Taxpayers in Pakistan

Pakistan's FBR, the tax collectors, recently published a PDF file with a list of all tax payers, both corporate and individual. (There's also a third category of "AOPs" -- whatever that is.) The file is linked off of the front page of the website.

I downloaded a copy of the file and used pdftotext (from xpdf) to convert it to a more pliable format, and then went to town. The conversion process wasn't perfect (tabular data doesn't always convert to one PDF row to one text row; see also the disclaimer at the bottom), but it's very easy to figure out the format by visually comparing it with the source.

(Side note: if I'd tried to import it into Google Sheets or Excel, maybe the conversion would've been better.)

Read the file from the string "COMPANY Taxpayer" until you see "332024095867"at the beginning of the line. That's the CNIC for the first individual listed in the file (listed as "#OHD ,NAWAZ"-- what does that say about their data validation procedures?).

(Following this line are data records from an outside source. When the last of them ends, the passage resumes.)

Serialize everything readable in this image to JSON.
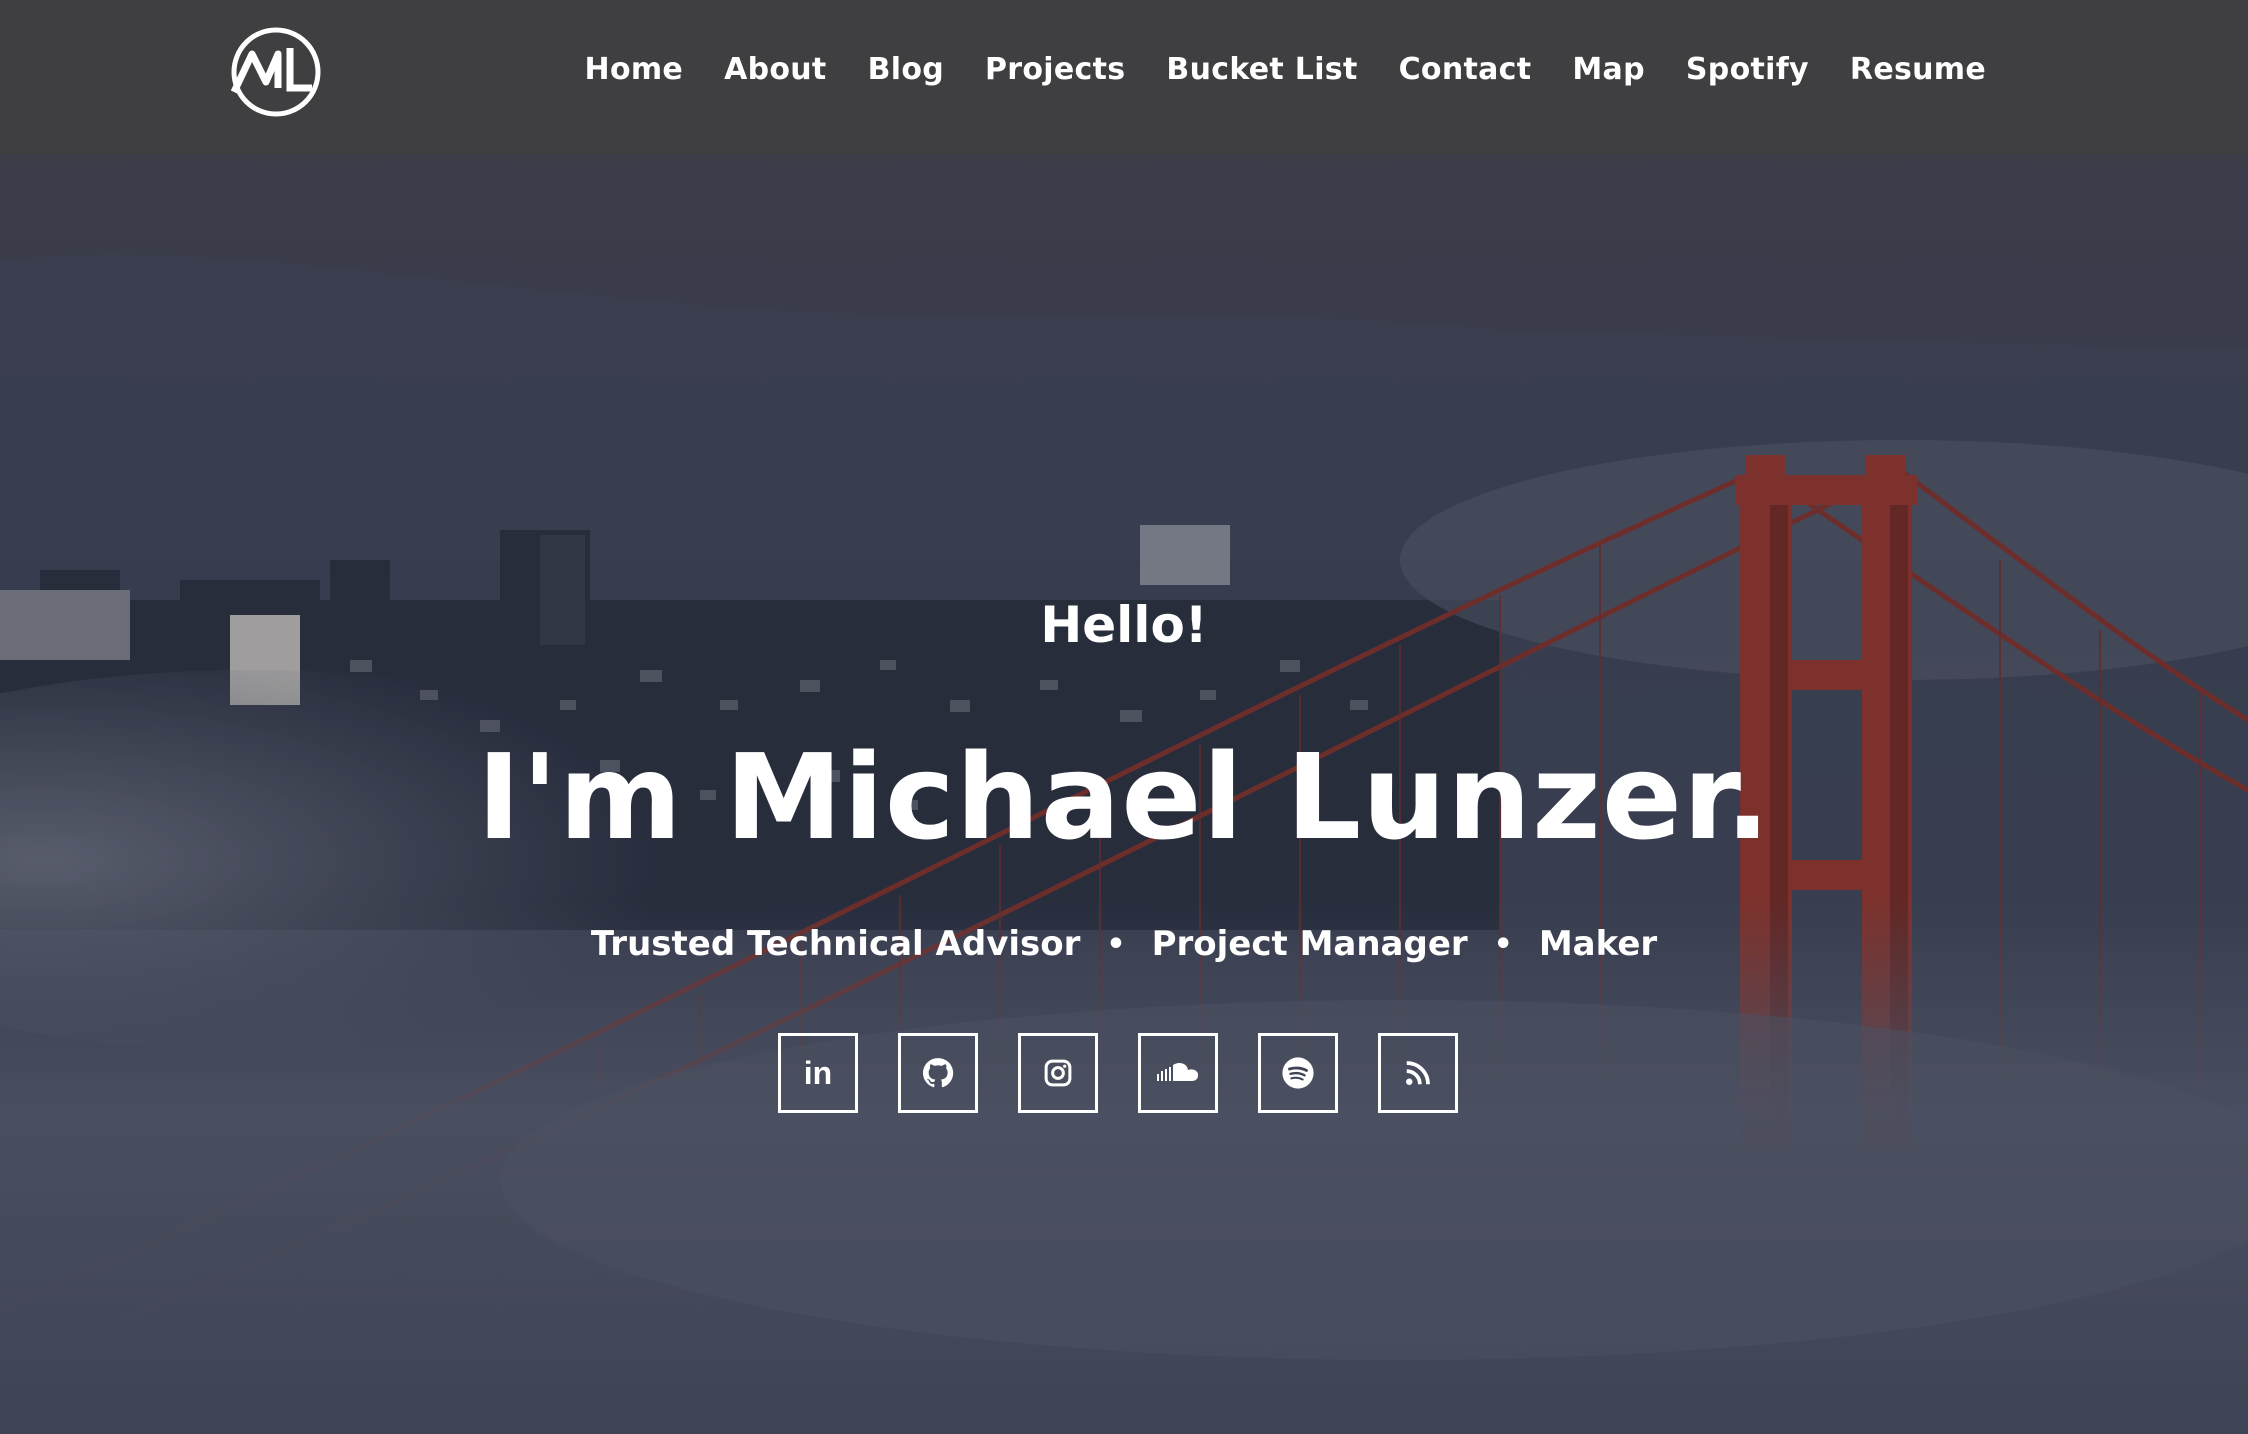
{
  "site": {
    "logo_text": "ML",
    "accent": "#b33b2c",
    "nav_bg": "#3f3f41"
  },
  "nav": {
    "items": [
      {
        "label": "Home"
      },
      {
        "label": "About"
      },
      {
        "label": "Blog"
      },
      {
        "label": "Projects"
      },
      {
        "label": "Bucket List"
      },
      {
        "label": "Contact"
      },
      {
        "label": "Map"
      },
      {
        "label": "Spotify"
      },
      {
        "label": "Resume"
      }
    ]
  },
  "hero": {
    "greeting": "Hello!",
    "headline": "I'm Michael Lunzer.",
    "roles": [
      "Trusted Technical Advisor",
      "Project Manager",
      "Maker"
    ],
    "separator": "•",
    "background": "foggy-golden-gate-bridge-photo"
  },
  "socials": [
    {
      "icon": "linkedin-icon",
      "glyph": "in"
    },
    {
      "icon": "github-icon"
    },
    {
      "icon": "instagram-icon"
    },
    {
      "icon": "soundcloud-icon"
    },
    {
      "icon": "spotify-icon"
    },
    {
      "icon": "rss-icon"
    }
  ]
}
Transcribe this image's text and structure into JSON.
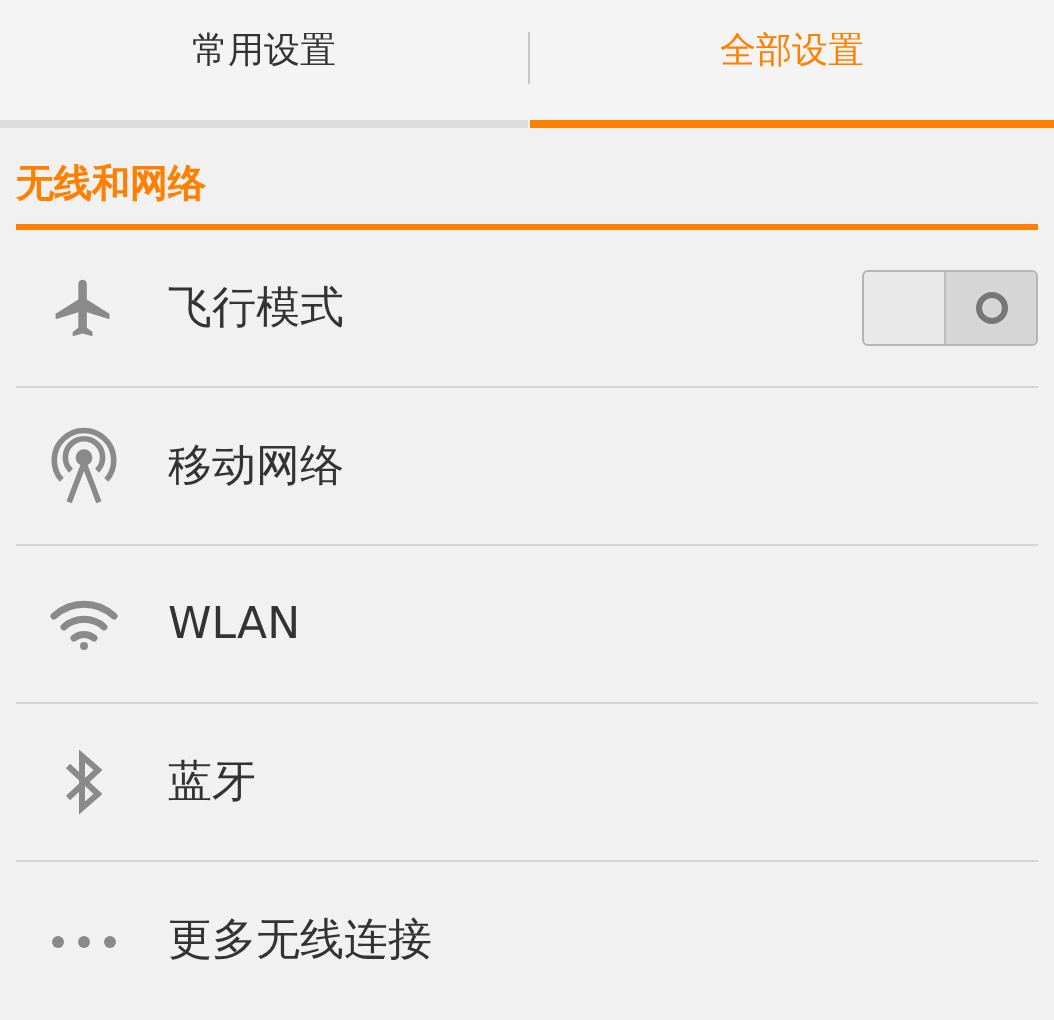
{
  "tabs": [
    {
      "label": "常用设置",
      "selected": false
    },
    {
      "label": "全部设置",
      "selected": true
    }
  ],
  "section": {
    "title": "无线和网络"
  },
  "rows": [
    {
      "kind": "toggle",
      "label": "飞行模式",
      "on": false
    },
    {
      "kind": "plain",
      "label": "移动网络"
    },
    {
      "kind": "plain",
      "label": "WLAN"
    },
    {
      "kind": "plain",
      "label": "蓝牙"
    },
    {
      "kind": "plain",
      "label": "更多无线连接"
    }
  ]
}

Extract all strings in the format <digits>-<digit>. Those are company NTNs.

There are 64,960 companies in the file.

Extract all strings that are 13 digits long. Those are CNICs.

There are 779,077 taxpayers in the file. That's an average of 11.993 taxpayers per company.

How about taxes paid? (There are so many Rs 0 entries!) This is a little harder to extract. For companies: find a line that has NTNs in it, skip the next blank line, then read the taxes lines until you reach another blank line. Unfortunately, there's a problem with this approach: I should read 64,960 entries, but I read 64,886. Close enough!

Companies paid a total of Rs 376,174,769,305. 25,464 paid nothing.

People next, using a similar approach. I found 766,791 entries.

Individuals paid Rs 113,663,076,659 and 294,475 paid nothing.

DISCLAIMER: Because the conversion process isn't completely accurate my numbers are off by a bit. Also there's a lot of garbage in the file -- name fields with numbers before the names; CNIC fields that are empty or are six or seven digits long, etc.

1 comment:

Anonymous said...

"AOP" is abbreviation for Association Of Persons, which is almost always used by FBR to denote a partnership concern.